Source: <https://pandas.pydata.org/pandas-docs/stable/_images/01_table_dataframe.svg>

- Pandas can read all kinds of tabular data

![Data Processed by Pandas](https://pandas.pydata.org/pandas-docs/stable/_images/02_io_readwrite.svg)

Source: <https://pandas.pydata.org/pandas-docs/stable/_images/02_io_readwrite.svg>

In [None]:
# 1. Run this cell to download the data
# 2. Open the downloaded files to get a sense of the data

# Downloads a zip file from Carpentries webpage with Gapminder data
!wget http://swcarpentry.github.io/python-novice-gapminder/files/python-novice-gapminder-data.zip .
# Unzips the file
!unzip python-novice-gapminder-data.zip

- Load Pandas with `import pandas as pd`

In [None]:
# Import the pandas library
import pandas as pd

# Use `read_csv` to read the gapminder data
data = pd.read_csv('data/gapminder_gdp_oceania.csv')
print(data)

- The columns in a dataframe are the observed variables, and the rows are the observations.
- Pandas uses backslash `\` to show wrapped lines when output is too wide to fit the screen.

## `index_col`
- Use `index_col` to specify that a column's values should be used as row identifiers.

In [None]:
data = pd.read_csv('data/gapminder_gdp_oceania.csv', index_col='country')
print(data)

- Use `DataFrame.info` to find out more about a dataframe.

In [None]:
# `info()` is a method of data
data.info()

*   This is a `DataFrame`
*   Two rows named `'Australia'` and `'New Zealand'`
*   Twelve columns, each of which has two actual 64-bit floating point values.
*   Uses 208 bytes of memory.

## Attributes
- The `DataFrame.columns` attribute stores information about the dataframe's columns.
- Note that this is a varaible, *not* a method.
  - It doesn't have `()`
*   Called a *member variable*, just a *member*, or an *attribute*.

In [None]:
print(data.columns)

- Use `DataFrame.T` to transpose a dataframe.

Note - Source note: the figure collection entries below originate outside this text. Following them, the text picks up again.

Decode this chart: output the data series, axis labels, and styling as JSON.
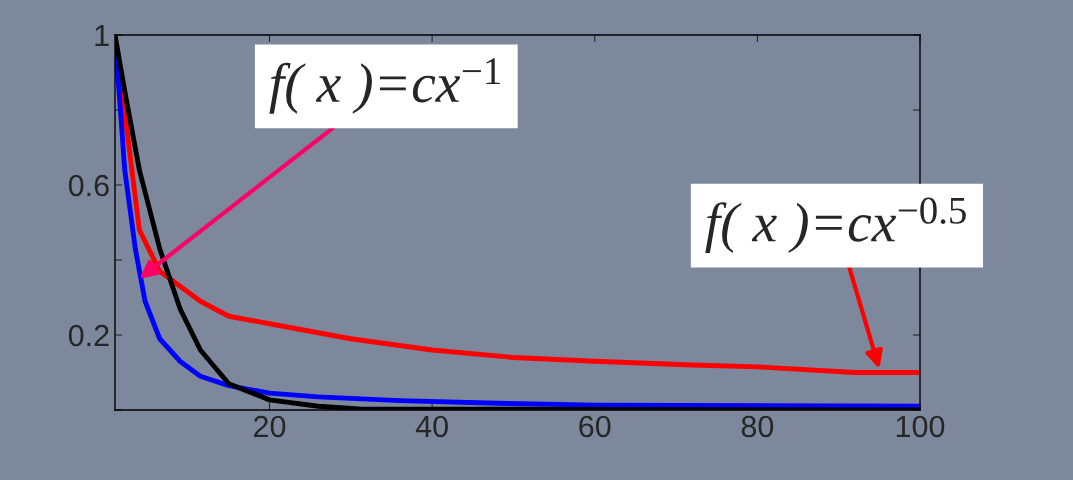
{
  "chart_data": {
    "type": "line",
    "series": [
      {
        "color": "#ff0000",
        "x": [
          1,
          4,
          6.5,
          11.5,
          15,
          20,
          30,
          40,
          50,
          60,
          72,
          80,
          92,
          100
        ],
        "values": [
          1.0,
          0.48,
          0.37,
          0.29,
          0.25,
          0.23,
          0.19,
          0.16,
          0.14,
          0.13,
          0.12,
          0.115,
          0.1,
          0.1
        ]
      },
      {
        "color": "#0000ff",
        "x": [
          1,
          2.2,
          3.5,
          4.7,
          6.5,
          9,
          11.5,
          15,
          20,
          26,
          36,
          48,
          60,
          100
        ],
        "values": [
          1.0,
          0.64,
          0.43,
          0.29,
          0.19,
          0.13,
          0.09,
          0.065,
          0.045,
          0.035,
          0.025,
          0.018,
          0.013,
          0.01
        ]
      },
      {
        "color": "#000000",
        "x": [
          1,
          2.2,
          4,
          6.5,
          9,
          11.5,
          15,
          20,
          26,
          31,
          100
        ],
        "values": [
          1.0,
          0.85,
          0.64,
          0.43,
          0.27,
          0.16,
          0.07,
          0.027,
          0.01,
          0.003,
          0.0
        ]
      }
    ],
    "xlim": [
      1,
      100
    ],
    "ylim": [
      0,
      1
    ],
    "xticks": [
      20,
      40,
      60,
      80,
      100
    ],
    "yticks": [
      {
        "value": 0,
        "label": null
      },
      0.2,
      {
        "value": 0.4,
        "label": null
      },
      0.6,
      {
        "value": 0.8,
        "label": null
      },
      1
    ],
    "annotations": [
      {
        "text": "f( x )=cx$^{−1}$",
        "x": 4,
        "y": 0.35
      },
      {
        "text": "f( x )=cx$^{−0.5}$",
        "x": 95,
        "y": 0.11
      }
    ],
    "grid": false,
    "legend": false
  }
}
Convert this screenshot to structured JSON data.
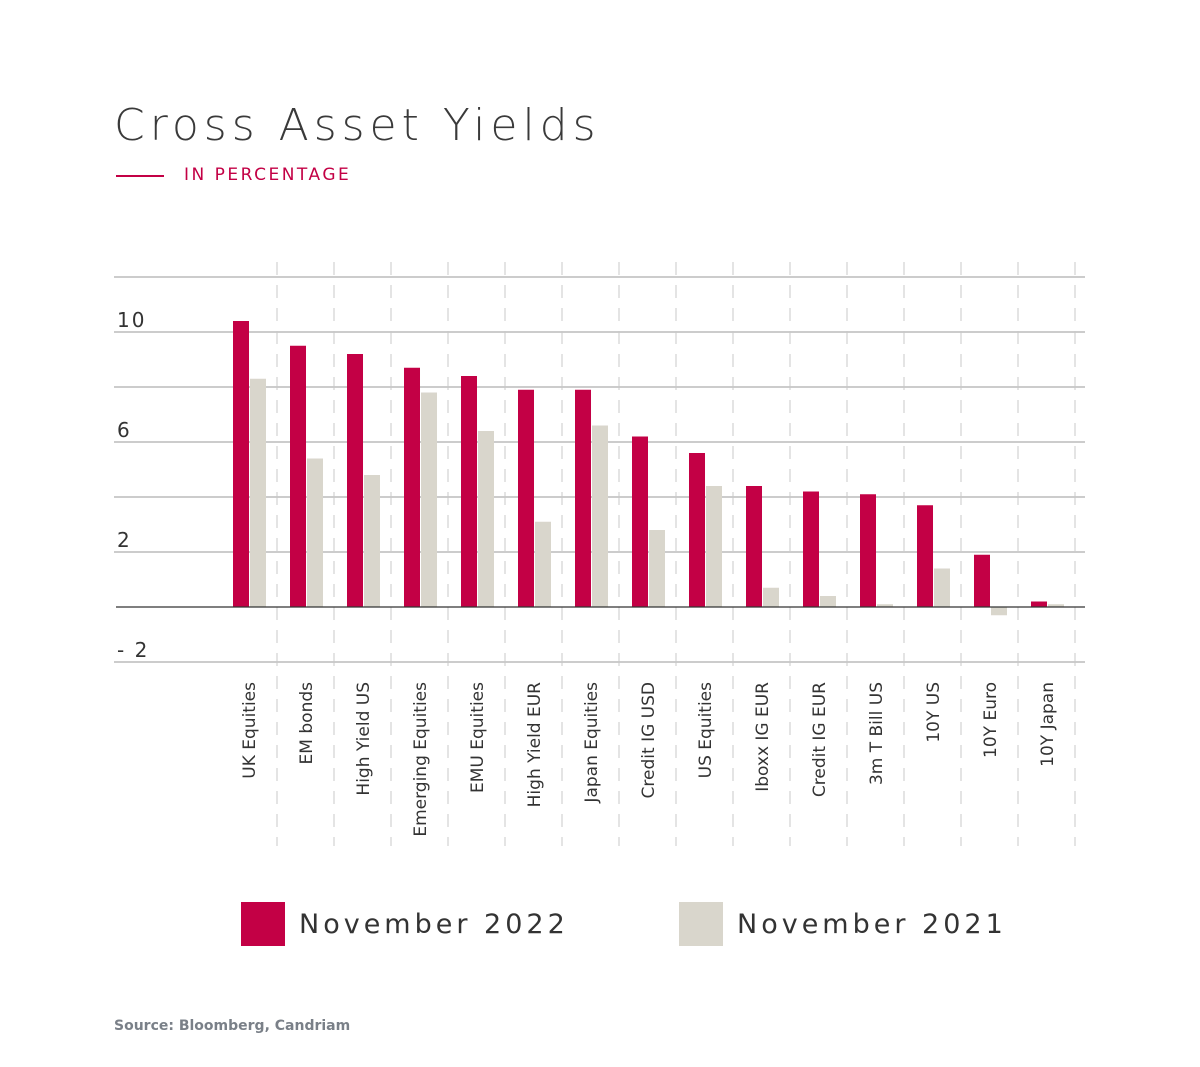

*   Sometimes want to treat columns as rows and vice versa.
*   Transpose doesn't copy the data, just changes the program's view of it.

In [None]:
print(data.T)

## Summary Statistics
- Use `DataFrame.describe` to get summary statistics about data.

- DataFrame.describe() gets the summary statistics of only the columns that have numerical data. 
  All other columns are ignored.

In [None]:
# 1. Print the summary statistics for our dataframe
print(data.describe())

# Exercise
1. `read_csv()` can download data directly from a webpage.
   Download a dataset called the Titanic Data Set by passing
   the following URL to `read_csv()` instead of a file path.
   Put the new dataframe in a variable called `titanic`.
2. Use `titanic.head()` to have a look at the new dataframe.

**Data URL:**
<https://github.com/pandas-dev/pandas/raw/master/doc/data/titanic.csv>

# Objectives
- Import the Pandas library.
- Use Pandas to load a CSV data set.
- Get summary information from a Pandas DataFrame.
- Download online data using Pandas.